"What kind of a way was that?" Danny was all eagerness for information of that sort.

"I don't know," said Jerry. "He thought of something an' told me to keep my eyes shut an' I didn't see what he done."

"Didn't you open 'em jest once?" demanded Danny. "I would of and then mebbe we could of got into other circuses that way."

"It might of mixed our thoughts, like when I said something when he told me not to," Jerry observed.

"What d'you mean, mixin' your thoughts?"

Jerry was saved by the entrance of Mr. Burrows from trying to explain just what he did mean by that, for he hadn't understood very well himself. The circus man was smiling all over as he approached Jerry and seemed just as pleased that Jerry had found his parents as Jerry was himself.

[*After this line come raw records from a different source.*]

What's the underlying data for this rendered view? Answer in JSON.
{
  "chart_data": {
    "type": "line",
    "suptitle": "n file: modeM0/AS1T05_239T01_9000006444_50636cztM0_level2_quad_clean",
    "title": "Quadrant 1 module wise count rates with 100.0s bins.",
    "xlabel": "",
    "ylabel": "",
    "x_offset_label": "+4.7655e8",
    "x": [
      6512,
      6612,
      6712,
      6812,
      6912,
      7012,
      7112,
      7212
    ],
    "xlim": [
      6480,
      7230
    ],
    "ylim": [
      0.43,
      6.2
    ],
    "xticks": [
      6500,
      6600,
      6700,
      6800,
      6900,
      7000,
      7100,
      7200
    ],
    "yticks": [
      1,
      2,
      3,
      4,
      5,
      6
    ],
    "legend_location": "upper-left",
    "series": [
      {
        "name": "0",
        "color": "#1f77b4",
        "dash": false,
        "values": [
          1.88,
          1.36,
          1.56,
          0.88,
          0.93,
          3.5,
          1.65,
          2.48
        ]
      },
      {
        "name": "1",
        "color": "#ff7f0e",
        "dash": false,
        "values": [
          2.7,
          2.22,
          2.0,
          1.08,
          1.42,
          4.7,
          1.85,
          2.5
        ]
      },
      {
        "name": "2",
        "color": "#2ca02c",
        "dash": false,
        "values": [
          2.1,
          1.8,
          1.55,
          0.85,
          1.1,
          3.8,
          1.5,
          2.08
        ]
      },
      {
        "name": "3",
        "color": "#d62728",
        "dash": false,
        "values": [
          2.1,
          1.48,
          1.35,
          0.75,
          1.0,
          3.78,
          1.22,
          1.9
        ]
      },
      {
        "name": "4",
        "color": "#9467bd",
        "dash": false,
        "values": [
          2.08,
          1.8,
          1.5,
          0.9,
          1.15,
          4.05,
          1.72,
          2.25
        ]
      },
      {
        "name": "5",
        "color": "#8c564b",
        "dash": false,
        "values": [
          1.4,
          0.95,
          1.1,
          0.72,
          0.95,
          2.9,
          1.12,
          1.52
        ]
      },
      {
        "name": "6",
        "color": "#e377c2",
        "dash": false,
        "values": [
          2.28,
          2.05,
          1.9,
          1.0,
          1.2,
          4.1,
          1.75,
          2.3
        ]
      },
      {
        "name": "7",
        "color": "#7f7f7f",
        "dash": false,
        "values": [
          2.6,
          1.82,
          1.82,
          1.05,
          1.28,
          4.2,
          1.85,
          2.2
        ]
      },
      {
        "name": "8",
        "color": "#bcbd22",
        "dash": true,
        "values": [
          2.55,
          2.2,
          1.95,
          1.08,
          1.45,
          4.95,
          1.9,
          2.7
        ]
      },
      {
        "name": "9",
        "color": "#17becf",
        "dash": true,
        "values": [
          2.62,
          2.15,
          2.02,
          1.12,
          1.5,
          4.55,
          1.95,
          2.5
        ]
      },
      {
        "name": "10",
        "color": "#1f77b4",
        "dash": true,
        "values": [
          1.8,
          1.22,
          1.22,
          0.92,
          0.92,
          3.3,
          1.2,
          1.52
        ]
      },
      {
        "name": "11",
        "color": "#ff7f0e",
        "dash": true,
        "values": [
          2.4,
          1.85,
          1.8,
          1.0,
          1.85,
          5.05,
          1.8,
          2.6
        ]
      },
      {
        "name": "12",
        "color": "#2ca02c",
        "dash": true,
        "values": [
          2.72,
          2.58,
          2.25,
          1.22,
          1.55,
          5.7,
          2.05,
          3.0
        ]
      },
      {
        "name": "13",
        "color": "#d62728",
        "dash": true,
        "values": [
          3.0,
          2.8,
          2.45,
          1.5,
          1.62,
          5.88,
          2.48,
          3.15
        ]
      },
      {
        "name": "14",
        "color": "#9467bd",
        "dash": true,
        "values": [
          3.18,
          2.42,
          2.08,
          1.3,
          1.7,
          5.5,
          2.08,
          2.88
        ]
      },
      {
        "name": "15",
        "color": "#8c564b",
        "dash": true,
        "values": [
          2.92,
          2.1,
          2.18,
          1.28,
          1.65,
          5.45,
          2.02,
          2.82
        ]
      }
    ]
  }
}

"Well, well, well," he said, holding out a hand which Jerry accepted in the same amicable spirit in which it was offered, "so you're the son of Robert Bowe! We were good friends before you were stolen and I hope will be again when you get reacquainted with me. Maybe your father and mother will be satisfied to stay with the circus now that you have been found."

"Was they goin' to leave the circus?" asked Danny in an awed voice.

"So they said," answered Mr. Burrows, "but now I guess they'll stay."

"Go away an' not be a clown no more?" Jerry asked this new-old friend, as one man to another.